Als ik in de tuin werk en ik tref een worm aan, schuif ik hem gemakkelijk opzij.

Ik schrik niet van alles wat er friemelt onder stenen of in de grond. Maar als ik een paar bloemen afknip en ze meeneem naar de keuken om in een vaas te zetten en er valt een kleine naaktslak uit de bladeren op het aanrecht dan roep ik gadverdamme. Wat ik in de tuin met blote handen terzijde schuif, vind ik op het glimmende rvs blad smerig en veeg ik onhandig met veger en blik op, met gestrekte armen, ver van mijn lichaam vandaan.
Het is net zoals juffrouw Lammers al zei, mijn juffrouw Engels op de middelbare school die ik een collega ooit hoorde vertellen dat in haar auto een kuipje slagroom had gelekt uit de boodschappentas.
‘En nu,’ zei ze, ‘ruikt mijn hele auto naar een kaaswinkel. En ik vind een kaaswinkel best lekker ruiken, maar niet in mijn auto.’
Ik heb waarschijnlijk ook Engels van juffrouw Lammers geleerd, maar ik heb vooral geleerd dat er geen enkele plek is die naar een kaaswinkel hoort te ruiken behalve de kaaswinkel. En zo zijn pieren ook alleen maar leuk in de grond en slakken zijn eigenlijk sowieso niet leuk, maar op mijn aanrecht nog veel minder.
De kaaswinkelanekdote is dertig jaar oud, ik heb nooit moeite hoeven doen om die te onthouden, in tegenstelling  tot allerlei andere zaken die ik op de middelbare school had moeten leren.
Ik ben bang dat ik een onproductieve eigenwijsheid had als tiener, ik vond dat alles wat men mij wilde leren er in principe niet toe deed. Jammer. Behalve het effect van lekkende slagroom op een auto had ik toch ook heus wel de ideeën van Keynes kunnen onthouden?
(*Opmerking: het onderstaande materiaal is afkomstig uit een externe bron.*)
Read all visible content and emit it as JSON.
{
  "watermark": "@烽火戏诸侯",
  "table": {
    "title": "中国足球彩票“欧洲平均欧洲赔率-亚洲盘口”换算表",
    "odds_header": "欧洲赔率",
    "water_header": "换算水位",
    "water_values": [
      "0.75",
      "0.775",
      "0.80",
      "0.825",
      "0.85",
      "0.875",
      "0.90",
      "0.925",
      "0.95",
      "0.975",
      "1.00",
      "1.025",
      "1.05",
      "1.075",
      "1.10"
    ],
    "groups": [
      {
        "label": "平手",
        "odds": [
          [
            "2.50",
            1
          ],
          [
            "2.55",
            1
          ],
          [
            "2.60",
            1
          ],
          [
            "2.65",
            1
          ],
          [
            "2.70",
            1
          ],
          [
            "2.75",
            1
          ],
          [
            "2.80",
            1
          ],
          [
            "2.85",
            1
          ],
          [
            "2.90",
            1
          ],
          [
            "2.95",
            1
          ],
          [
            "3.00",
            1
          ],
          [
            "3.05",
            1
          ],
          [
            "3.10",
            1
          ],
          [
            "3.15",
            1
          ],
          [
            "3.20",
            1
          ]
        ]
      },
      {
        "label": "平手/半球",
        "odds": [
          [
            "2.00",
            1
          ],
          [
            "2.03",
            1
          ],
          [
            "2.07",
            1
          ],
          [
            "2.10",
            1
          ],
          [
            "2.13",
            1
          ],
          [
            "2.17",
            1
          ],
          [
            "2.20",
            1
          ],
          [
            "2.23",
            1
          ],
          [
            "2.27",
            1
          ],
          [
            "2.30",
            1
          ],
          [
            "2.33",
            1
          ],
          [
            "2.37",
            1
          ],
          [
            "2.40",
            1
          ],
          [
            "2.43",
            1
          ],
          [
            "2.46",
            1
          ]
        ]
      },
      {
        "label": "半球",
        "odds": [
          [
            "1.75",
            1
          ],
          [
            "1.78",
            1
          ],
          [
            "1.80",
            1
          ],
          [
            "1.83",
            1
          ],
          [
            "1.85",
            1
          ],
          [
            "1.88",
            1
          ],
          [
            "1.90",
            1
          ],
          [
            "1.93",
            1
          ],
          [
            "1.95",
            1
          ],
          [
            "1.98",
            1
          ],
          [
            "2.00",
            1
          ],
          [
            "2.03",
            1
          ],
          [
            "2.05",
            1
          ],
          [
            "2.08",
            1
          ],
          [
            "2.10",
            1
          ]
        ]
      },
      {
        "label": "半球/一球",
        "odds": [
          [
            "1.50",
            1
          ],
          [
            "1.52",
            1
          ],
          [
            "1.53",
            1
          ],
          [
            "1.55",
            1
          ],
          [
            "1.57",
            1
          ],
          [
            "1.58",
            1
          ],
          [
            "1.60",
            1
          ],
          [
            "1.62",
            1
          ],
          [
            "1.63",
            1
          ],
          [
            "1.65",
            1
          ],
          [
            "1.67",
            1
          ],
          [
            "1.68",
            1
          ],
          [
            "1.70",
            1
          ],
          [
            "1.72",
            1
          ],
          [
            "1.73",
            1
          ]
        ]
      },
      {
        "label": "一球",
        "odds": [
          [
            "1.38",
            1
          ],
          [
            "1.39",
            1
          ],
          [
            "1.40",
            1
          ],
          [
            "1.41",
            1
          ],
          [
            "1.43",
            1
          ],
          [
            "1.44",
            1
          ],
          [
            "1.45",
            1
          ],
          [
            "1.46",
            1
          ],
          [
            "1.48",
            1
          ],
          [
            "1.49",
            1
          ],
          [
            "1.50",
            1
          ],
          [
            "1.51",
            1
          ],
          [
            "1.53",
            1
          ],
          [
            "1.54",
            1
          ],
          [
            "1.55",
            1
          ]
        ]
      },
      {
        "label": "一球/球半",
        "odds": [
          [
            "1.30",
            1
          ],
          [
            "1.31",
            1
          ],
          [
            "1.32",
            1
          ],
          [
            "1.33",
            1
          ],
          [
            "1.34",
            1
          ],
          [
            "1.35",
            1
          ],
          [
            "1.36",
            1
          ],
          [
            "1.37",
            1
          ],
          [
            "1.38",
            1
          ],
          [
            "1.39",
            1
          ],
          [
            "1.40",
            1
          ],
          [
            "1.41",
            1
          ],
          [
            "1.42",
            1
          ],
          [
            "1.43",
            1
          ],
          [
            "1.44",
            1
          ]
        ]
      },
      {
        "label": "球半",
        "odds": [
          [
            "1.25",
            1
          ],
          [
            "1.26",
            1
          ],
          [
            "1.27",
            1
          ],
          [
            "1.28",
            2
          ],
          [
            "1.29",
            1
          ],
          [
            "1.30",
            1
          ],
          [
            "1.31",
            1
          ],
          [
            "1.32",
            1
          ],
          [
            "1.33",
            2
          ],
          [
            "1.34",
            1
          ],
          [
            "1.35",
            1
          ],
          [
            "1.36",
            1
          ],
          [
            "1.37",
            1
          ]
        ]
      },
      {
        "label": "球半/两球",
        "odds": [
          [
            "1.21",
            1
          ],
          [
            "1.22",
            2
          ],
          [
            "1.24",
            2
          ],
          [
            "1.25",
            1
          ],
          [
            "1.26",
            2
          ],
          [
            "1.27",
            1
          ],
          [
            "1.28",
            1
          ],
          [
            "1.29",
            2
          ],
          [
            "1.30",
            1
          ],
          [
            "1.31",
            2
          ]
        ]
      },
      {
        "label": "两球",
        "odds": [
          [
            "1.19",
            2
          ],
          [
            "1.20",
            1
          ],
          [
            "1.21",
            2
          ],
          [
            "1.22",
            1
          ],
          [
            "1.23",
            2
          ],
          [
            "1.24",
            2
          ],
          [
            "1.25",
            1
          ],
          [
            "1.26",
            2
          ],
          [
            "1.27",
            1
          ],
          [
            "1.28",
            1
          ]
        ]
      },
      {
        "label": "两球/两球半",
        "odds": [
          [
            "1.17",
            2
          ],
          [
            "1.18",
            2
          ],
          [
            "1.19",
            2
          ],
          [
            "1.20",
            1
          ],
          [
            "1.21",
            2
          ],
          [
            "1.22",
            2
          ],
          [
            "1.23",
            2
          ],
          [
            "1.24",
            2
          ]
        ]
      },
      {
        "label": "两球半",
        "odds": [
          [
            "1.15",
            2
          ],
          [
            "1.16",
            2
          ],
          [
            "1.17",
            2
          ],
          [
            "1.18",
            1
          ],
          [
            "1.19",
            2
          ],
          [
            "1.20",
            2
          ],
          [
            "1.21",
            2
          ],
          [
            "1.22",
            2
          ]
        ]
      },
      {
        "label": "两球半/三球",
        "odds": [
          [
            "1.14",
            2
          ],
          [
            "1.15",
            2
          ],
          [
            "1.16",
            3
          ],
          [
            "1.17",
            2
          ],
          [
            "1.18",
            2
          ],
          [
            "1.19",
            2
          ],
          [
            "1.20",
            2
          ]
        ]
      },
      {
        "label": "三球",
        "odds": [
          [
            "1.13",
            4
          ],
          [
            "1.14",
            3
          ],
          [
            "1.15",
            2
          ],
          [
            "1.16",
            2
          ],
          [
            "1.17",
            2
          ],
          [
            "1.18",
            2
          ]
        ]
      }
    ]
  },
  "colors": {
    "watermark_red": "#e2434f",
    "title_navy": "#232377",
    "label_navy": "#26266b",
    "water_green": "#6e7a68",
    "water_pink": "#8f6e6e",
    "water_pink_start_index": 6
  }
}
Nog steeds kan ik de krant behandelen als een eigenwijze puber. Dan lees ik vooral de kleine artikelen die er niet toe lijken te doen of ik bestudeer de lettertypes en zelfs de reclamefoto’s.
De laatste tijd spreek ik mijzelf toe: ‘Lees het hoofdartikel, en lees het helemaal!’
Een openbaring. Het evidente wereldnieuws blijkt minstens zo interessant als een kaaswinkel.
Jaar in jaar uit loop ik door open deuren. Zo was ik al tien jaar oud, toen ik voor het eerst warm eten at. Niet dat ik het niet eerder kreeg voorgeschoteld, maar ik was altijd zo druk aan het kletsen dat ik pas aan de maaltijd begon als het eten al koud was.
Ik weet niet waarom ik niets te vertellen had die dag, maar ik begon meteen te eten en het eerste wat ik zei was: ‘Wat is dat lekker zeg, als het zo warm is.’
Ze keken op van hun bord, mijn vader, mijn moeder en mijn broer en schudden lachend hun hoofd. Het scheen dat zij dit dus al jaren wisten.